Драко не был первым и не был последним погибшим, но он являлся именно тем, кто значил все. Раньше Грейнджер рассмеялась бы от собственных мыслей, уверенная, что ее судьба никогда не перекликнется с бывшим школьным врагом, но война стерла старые ярлыки и перманентом нарисовала новые. Бывший Пожиратель, которому больше нечего было терять, и бесстрашный боец Ордена, для которого мир посерел, а люди в нем выцвели. Прошло едва ли полгода с его смерти, он буквально не дождался пары недель до победы, которую Гермиона так и не ощутила душой. «Победы» — для кого и ради кого, если почти никого не осталось? Революции и войны ведут молодые романтики, идеалисты с большой буквы, считающие себя настоящей опорной силой. Возможно, это и так, но только плоды пожинали циники, держащиеся от всего в стороне, прожившие смутные годы почти или вовсе без потерь. Гермиона относилась к первым, она это давно поняла — еще тогда, когда Гарри озвучил ей недоработанный план по борьбе с Волдемортом на шестом курсе, убедилась, когда Малфой развернул карту, украденную у ПСов, возненавидела, затыкая неистово кровоточащую рану Блейза, стараясь всунуть его желудок обратно в тело.

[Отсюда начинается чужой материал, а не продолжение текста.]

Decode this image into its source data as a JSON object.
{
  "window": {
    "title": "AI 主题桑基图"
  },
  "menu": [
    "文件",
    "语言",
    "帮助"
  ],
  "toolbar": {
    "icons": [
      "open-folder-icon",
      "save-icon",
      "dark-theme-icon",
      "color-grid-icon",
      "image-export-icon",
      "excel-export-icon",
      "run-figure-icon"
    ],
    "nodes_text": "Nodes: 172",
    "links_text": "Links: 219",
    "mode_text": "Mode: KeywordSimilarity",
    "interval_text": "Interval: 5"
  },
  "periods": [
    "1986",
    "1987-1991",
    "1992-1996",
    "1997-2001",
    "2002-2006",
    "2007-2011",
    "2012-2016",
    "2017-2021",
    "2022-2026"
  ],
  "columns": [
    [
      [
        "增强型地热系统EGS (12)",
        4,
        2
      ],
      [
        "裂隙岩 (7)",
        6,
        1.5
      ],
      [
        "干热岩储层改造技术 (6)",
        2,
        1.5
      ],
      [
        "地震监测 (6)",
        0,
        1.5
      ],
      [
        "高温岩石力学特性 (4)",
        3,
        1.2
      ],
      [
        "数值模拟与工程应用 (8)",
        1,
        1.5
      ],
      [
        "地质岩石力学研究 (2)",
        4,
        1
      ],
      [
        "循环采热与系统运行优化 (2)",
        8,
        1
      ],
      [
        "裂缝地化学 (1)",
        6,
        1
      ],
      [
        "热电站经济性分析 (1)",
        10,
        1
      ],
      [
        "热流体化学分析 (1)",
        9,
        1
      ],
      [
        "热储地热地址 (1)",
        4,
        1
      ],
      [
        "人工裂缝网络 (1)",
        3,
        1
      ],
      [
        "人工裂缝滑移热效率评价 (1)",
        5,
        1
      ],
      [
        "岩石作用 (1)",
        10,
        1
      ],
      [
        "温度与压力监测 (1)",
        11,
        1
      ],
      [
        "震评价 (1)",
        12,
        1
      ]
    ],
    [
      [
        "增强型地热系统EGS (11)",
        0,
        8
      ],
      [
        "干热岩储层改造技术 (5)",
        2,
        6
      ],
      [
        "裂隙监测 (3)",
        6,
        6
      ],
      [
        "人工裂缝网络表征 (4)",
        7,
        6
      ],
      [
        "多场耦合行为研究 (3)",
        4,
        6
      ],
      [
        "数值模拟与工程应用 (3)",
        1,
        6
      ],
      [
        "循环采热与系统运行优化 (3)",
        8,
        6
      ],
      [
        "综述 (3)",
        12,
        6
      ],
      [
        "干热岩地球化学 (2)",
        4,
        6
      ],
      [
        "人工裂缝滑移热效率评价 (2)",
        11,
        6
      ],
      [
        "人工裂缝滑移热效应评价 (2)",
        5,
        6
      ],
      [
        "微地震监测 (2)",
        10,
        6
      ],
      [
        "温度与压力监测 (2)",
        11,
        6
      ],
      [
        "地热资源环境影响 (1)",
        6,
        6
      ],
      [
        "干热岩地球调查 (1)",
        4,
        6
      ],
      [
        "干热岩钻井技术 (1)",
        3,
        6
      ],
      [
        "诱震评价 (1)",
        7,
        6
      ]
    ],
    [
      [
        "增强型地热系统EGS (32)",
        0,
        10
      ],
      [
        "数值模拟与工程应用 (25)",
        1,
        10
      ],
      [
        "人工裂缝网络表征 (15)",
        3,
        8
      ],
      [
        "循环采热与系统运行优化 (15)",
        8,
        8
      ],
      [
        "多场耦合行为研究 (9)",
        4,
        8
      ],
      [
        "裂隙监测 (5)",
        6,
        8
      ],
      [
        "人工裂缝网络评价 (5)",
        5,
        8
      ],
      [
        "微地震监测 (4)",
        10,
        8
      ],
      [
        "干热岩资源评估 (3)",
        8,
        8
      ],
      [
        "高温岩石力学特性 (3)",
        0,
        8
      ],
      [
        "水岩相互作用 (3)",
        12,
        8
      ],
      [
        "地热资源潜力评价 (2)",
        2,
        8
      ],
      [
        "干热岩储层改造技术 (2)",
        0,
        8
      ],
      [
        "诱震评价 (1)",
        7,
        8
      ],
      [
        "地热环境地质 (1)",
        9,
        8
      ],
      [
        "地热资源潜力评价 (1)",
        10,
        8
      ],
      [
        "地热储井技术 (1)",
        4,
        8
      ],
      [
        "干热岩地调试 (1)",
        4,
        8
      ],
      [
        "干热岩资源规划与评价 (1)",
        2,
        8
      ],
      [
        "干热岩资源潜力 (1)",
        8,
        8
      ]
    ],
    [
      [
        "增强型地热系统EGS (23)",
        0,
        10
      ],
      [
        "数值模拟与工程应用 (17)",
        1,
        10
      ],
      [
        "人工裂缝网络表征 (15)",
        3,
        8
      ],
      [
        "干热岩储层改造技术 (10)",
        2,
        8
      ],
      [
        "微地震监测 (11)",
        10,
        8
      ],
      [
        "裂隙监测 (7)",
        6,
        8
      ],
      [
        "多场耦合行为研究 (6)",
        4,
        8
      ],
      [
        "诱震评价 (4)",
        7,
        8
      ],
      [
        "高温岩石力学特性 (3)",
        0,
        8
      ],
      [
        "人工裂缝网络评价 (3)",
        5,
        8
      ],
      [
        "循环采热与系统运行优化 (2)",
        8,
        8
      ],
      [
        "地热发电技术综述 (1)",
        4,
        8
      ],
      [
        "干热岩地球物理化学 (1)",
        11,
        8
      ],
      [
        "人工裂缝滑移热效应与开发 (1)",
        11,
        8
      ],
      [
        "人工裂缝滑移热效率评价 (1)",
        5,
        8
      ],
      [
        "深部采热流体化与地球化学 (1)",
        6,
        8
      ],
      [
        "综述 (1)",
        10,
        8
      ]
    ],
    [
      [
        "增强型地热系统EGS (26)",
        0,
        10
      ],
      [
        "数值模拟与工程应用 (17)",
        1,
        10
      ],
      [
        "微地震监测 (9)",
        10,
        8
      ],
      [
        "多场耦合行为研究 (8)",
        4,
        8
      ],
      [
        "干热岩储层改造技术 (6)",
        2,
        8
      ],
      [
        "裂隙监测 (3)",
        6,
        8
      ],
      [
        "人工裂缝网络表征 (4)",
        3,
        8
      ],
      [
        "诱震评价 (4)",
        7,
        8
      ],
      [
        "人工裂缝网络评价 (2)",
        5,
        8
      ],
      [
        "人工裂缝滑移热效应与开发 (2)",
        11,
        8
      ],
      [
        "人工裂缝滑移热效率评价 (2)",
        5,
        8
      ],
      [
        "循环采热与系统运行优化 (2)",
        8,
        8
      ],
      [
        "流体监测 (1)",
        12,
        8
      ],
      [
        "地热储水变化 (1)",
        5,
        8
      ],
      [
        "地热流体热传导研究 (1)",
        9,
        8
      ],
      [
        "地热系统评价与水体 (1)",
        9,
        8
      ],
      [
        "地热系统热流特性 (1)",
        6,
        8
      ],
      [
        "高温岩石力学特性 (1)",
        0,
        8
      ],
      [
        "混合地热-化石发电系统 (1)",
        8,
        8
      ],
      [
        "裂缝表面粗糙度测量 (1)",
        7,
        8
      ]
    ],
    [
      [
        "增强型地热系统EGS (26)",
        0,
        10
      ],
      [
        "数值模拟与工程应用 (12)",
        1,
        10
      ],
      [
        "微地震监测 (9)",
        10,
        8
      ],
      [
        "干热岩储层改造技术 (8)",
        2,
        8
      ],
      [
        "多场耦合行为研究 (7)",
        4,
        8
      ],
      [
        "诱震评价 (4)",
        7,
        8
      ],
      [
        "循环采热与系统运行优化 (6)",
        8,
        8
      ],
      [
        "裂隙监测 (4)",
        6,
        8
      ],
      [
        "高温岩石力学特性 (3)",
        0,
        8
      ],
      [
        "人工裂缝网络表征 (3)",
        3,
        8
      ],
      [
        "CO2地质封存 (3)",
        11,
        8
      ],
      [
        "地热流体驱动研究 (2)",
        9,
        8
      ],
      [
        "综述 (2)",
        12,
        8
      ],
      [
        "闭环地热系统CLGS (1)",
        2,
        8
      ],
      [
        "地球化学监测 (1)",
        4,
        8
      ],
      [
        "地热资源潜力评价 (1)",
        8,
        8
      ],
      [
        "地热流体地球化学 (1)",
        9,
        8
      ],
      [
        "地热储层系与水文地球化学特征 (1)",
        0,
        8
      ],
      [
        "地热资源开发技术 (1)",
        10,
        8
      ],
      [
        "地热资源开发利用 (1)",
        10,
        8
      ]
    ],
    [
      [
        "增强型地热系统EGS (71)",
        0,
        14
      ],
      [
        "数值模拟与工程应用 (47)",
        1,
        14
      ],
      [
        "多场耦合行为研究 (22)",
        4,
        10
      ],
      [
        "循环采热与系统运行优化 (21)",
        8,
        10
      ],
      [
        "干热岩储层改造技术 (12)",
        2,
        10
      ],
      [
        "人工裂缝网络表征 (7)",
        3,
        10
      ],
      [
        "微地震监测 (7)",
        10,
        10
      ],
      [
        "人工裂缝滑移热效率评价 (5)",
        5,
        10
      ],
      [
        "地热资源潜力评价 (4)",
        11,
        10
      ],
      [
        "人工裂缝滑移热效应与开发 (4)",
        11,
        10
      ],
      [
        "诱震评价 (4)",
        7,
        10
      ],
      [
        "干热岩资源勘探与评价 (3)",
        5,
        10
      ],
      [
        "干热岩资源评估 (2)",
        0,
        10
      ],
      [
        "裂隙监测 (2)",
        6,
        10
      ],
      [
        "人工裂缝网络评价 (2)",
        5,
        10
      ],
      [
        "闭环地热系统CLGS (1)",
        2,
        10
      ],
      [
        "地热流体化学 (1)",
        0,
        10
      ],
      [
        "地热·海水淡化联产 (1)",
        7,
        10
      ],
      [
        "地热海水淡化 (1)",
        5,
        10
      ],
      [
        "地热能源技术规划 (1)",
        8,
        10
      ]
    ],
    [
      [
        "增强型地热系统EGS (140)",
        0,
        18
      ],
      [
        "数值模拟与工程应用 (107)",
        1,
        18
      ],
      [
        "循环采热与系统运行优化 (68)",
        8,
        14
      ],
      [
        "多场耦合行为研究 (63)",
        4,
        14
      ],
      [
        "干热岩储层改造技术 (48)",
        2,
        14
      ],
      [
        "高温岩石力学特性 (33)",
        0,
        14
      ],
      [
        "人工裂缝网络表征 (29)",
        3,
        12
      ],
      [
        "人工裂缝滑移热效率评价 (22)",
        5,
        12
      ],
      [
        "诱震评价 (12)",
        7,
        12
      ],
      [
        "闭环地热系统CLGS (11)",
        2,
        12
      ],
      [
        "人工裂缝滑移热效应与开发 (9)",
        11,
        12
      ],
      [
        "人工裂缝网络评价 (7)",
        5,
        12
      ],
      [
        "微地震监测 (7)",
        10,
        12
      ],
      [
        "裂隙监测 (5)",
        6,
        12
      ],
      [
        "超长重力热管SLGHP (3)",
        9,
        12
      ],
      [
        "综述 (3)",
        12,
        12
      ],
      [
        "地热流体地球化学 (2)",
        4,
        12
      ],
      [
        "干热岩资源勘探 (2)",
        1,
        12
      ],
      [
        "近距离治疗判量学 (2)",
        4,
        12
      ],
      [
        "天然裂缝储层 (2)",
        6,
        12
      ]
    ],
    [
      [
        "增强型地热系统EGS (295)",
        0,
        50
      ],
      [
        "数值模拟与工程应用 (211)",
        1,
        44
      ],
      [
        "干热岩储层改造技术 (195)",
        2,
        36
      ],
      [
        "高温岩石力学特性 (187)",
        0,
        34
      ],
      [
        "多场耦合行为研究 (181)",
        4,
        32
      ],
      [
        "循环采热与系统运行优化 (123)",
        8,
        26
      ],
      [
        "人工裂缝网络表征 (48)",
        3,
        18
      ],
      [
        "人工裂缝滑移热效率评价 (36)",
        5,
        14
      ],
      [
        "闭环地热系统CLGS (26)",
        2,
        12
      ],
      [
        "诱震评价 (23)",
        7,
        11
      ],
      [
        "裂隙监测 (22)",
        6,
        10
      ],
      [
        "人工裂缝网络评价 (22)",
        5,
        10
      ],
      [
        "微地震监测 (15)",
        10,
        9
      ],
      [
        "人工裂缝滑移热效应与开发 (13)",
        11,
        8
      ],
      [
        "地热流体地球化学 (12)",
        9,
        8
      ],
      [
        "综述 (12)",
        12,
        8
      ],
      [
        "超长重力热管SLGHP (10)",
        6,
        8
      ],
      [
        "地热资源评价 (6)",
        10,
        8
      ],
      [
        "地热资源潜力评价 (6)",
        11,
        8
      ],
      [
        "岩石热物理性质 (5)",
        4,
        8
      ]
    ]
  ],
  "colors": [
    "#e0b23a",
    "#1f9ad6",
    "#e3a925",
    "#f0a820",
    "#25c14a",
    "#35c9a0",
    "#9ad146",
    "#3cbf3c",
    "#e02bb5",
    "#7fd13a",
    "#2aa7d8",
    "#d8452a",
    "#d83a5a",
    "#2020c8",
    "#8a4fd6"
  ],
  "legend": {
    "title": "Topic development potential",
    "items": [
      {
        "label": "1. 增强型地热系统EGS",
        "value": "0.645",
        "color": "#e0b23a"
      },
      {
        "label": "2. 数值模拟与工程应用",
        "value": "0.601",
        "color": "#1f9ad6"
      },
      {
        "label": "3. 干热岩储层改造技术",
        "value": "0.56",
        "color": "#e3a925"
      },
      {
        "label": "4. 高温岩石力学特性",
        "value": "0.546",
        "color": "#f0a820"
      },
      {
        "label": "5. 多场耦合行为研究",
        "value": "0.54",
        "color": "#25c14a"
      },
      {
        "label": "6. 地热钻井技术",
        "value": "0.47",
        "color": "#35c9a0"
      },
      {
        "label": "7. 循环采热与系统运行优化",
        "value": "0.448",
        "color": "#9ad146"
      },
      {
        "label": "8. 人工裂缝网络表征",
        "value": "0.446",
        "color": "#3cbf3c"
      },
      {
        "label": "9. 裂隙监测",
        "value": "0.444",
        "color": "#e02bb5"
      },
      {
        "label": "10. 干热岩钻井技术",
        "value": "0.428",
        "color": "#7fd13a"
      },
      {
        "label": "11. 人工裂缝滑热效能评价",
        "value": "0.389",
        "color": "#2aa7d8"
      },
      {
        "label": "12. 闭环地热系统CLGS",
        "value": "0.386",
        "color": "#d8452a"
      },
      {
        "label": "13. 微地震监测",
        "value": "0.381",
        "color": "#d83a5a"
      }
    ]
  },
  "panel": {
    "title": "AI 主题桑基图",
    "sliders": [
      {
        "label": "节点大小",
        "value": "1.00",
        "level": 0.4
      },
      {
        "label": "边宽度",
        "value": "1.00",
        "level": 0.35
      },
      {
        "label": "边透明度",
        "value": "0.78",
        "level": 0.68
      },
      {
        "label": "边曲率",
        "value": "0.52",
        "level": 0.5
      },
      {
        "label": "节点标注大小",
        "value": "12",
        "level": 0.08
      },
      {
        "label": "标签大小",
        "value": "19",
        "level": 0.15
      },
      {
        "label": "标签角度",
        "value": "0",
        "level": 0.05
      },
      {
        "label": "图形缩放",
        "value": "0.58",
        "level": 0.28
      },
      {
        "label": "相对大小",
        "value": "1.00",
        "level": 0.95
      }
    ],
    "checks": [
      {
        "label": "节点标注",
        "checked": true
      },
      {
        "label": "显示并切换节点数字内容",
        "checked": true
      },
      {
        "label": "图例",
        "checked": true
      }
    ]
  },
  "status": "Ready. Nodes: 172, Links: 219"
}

Война отняла у нее все, а то, что оставила, больше не имело ценности. Свобода. Для чего она, если ты сидишь взаперти, сражаясь с посттравматическими паническими атаками? Авторитет, положение, деньги — все это мусор, когда не заживают невидимые крошечные порезы, как от бумаги, по всей душе, а некогда любимые родители кажутся чужаками с прилипшими розовыми линзами к глазам.

Война уничтожила Гермиону Грейнджер, не давая шанса на перерождение. Но она все равно будет пытаться — так хотели бы все, так она и поступит.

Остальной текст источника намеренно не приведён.